Die Welthandelsorganisation (WTO) hat mit der Nigerianerin Ngozi Okonjo-Iweala ab dem ersten März eine neue Generaldirektorin. Möglich wurde die Personalie, nachdem die USA unter der Regierung von Joe Biden ihre Blockadehaltung aufgegeben hatten. Die Aufgabenliste der neuen Chefin ist lang, die WTO steckt in einer tiefen Krise. Fünf Aufgaben, die Okonjo-Iweala schnell anpacken sollte.
Fünf große Aufgaben für die neue WTO-Chefin
1. Die WTO-Streitschlichtung wieder funktionsfähig machen: Die USA haben die Wiederbesetzung von Schiedsexperten so lange blockiert, bis das Gremium nicht mehr handlungsfähig war. China hat dabei eine wichtige Rolle gespielt. Denn die Berufungsinstanz hatte es den USA immer schwerer gemacht, sich gegen chinesische Wettbewerbsverzerrungen zu wehren. Daher muss neben den USA vor allem China mitspielen. Die EU hat die US-Kritik aufgegriffen und schon 2018 Vorschläge gemacht, die zu einer Reforminitiative in der WTO geführt haben.
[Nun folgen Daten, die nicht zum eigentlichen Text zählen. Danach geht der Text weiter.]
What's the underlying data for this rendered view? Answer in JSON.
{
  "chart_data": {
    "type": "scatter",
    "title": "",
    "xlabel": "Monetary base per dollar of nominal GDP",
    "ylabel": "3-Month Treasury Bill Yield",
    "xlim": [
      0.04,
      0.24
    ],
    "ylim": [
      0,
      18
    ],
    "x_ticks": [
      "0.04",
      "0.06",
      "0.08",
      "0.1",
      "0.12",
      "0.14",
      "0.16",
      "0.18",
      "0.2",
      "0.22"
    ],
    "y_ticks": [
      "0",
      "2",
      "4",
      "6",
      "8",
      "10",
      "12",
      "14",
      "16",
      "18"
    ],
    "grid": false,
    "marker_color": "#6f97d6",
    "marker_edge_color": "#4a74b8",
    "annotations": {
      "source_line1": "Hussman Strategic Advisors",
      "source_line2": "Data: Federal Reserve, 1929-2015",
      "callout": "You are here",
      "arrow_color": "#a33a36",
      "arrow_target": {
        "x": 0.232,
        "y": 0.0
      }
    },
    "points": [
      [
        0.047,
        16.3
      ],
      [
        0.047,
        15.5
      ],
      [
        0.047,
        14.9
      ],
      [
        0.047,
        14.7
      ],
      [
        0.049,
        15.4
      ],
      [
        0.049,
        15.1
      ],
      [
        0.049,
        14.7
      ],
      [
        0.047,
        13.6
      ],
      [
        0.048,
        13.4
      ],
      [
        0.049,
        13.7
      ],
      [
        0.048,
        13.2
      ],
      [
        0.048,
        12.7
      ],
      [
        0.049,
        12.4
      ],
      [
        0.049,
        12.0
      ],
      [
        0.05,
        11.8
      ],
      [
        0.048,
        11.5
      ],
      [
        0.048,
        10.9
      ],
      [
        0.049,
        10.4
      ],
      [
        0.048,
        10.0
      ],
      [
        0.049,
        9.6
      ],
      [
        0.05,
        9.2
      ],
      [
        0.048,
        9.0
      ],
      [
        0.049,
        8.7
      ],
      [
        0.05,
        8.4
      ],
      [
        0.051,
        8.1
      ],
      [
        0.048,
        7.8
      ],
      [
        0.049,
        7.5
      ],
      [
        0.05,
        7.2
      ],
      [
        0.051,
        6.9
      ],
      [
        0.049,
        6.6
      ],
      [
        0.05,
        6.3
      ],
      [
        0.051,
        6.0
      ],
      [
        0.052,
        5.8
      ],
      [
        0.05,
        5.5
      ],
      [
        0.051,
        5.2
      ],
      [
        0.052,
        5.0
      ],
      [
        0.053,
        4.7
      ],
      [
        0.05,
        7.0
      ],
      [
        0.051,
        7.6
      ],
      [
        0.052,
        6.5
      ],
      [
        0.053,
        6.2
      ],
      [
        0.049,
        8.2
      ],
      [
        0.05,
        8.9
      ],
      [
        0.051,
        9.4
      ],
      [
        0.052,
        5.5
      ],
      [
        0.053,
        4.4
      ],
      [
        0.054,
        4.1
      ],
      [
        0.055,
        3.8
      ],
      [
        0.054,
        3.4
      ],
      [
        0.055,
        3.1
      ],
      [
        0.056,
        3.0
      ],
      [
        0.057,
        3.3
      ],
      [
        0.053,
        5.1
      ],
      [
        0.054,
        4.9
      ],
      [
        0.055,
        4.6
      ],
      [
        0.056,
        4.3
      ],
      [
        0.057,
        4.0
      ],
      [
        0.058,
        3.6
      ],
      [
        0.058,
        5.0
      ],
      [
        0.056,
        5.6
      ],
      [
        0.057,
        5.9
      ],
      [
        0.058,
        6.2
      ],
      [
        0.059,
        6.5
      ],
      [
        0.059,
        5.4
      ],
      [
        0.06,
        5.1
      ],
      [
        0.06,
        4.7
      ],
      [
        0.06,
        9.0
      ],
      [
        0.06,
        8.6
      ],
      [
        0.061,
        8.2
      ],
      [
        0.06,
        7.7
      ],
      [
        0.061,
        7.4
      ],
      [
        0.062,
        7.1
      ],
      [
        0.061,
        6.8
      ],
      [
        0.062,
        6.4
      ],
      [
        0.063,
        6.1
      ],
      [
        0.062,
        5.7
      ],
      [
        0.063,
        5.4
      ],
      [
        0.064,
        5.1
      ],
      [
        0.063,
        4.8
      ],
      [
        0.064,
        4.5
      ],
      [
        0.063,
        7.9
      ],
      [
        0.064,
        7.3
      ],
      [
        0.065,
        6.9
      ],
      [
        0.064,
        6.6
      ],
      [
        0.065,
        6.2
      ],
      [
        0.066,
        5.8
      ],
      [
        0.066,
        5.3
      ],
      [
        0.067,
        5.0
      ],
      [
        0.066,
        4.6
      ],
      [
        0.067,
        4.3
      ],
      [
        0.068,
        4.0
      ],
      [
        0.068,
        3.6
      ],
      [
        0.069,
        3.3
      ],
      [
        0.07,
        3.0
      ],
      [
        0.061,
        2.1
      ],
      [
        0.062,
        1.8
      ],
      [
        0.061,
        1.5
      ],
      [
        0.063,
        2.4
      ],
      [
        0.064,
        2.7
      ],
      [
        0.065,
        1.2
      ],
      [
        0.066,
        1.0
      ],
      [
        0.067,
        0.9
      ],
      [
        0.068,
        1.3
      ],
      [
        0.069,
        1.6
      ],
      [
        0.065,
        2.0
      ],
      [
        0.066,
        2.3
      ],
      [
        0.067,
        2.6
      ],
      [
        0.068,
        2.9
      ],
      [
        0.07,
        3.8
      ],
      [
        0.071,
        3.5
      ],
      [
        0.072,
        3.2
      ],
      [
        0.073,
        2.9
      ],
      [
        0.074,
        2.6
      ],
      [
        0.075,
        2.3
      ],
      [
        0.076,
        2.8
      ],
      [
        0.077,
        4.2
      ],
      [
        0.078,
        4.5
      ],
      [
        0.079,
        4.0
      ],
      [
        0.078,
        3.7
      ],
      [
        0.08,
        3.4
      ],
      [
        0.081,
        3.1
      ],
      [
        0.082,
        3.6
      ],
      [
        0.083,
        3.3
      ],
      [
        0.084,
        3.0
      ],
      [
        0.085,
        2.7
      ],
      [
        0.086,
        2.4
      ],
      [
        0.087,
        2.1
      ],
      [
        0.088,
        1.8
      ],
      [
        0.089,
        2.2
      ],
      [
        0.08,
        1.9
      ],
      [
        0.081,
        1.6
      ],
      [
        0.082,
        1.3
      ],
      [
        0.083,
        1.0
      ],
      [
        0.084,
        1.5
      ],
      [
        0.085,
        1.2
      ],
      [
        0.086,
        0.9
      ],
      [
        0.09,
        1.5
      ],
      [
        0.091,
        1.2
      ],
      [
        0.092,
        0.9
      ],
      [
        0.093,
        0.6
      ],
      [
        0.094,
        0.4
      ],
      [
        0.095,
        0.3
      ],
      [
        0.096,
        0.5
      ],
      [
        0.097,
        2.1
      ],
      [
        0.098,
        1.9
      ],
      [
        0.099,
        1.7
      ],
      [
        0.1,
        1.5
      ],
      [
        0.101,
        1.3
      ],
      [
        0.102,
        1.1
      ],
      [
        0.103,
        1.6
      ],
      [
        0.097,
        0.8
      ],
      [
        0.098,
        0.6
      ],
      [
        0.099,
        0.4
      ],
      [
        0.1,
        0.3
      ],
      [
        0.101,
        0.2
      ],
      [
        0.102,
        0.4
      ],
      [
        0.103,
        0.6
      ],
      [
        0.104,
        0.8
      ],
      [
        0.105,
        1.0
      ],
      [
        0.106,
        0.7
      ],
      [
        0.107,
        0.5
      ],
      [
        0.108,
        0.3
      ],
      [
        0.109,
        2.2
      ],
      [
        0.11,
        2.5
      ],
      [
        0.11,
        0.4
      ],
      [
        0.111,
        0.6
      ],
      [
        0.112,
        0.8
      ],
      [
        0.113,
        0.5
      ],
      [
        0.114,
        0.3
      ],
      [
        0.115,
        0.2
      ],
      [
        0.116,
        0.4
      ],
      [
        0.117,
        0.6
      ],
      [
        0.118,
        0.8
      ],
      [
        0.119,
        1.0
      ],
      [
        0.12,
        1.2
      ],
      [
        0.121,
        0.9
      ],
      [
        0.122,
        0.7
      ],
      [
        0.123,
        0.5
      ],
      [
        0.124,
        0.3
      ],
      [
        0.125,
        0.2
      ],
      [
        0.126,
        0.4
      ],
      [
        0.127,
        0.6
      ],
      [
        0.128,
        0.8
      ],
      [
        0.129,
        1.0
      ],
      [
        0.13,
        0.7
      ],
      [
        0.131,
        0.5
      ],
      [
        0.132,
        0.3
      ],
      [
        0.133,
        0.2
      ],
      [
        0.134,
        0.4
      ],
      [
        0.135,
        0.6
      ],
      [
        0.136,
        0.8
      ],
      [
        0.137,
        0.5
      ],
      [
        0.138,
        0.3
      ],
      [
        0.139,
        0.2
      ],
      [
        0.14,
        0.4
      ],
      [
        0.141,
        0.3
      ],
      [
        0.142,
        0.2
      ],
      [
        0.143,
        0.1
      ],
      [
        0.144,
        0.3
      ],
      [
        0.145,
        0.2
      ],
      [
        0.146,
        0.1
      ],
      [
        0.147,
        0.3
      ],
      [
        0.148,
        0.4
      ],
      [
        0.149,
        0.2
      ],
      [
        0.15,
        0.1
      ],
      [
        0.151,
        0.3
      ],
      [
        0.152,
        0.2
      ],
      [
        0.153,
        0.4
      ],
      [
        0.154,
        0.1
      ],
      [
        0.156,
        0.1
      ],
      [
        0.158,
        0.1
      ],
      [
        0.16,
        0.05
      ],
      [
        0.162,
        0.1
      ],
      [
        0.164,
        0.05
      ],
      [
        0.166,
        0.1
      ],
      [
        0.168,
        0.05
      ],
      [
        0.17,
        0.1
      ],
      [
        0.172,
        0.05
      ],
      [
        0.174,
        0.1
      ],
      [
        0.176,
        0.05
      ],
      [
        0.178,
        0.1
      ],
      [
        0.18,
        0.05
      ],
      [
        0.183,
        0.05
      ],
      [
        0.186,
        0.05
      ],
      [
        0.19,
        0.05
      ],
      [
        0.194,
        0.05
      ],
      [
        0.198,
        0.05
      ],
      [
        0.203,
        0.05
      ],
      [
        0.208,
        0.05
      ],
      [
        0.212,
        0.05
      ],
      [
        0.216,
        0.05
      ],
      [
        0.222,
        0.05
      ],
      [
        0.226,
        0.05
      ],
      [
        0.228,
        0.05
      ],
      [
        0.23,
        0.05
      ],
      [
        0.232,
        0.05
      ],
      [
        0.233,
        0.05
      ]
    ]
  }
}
Okonjo-Iweala muss diese Initiative neu beleben und so die Streitschlichtung endlich wieder ermöglichen.
2. Verhandlungen über eine Reform der Regeln für Industriesubventionen in Gang bringen: Die WTO muss die Verzerrungen des chinesischen Staatskapitalismus besser in den Griff bekommen. Bislang klaffen in den WTO-Regeln für Industriesubventionen und Staatsunternehmen große Lücken. Die USA, EU und Japan haben längst umfangreiche Reformen vorgeschlagen, China stellt sich jedoch quer. Die neue Generaldirektorin sollte konstruktive Verhandlungen über dieses Thema in Gang bringen.
3. Die WTO von innen wieder fit machen: Die WTO wird immer als mitgliedergetriebene Organisation bezeichnet – mit der Generaldirektorin und dem WTO-Sekretariat als Vermittler. Doch das Vertrauen der WTO-Mitglieder ist geschwunden. Von ihnen kommen kaum noch Initiativen, Vorschläge provozieren sofort Gegenforderungen. Zudem diskutieren WTO-Gremien selten konstruktiv und reden viel häufiger aneinander vorbei. Ngozi Okonjo-Iweala muss hier Führung beweisen, eine neue Diskussionskultur etablieren, das WTO-Sekretariat aktiver nutzen und über diesen Weg eigene Initiativen in die Diskussion einbringen.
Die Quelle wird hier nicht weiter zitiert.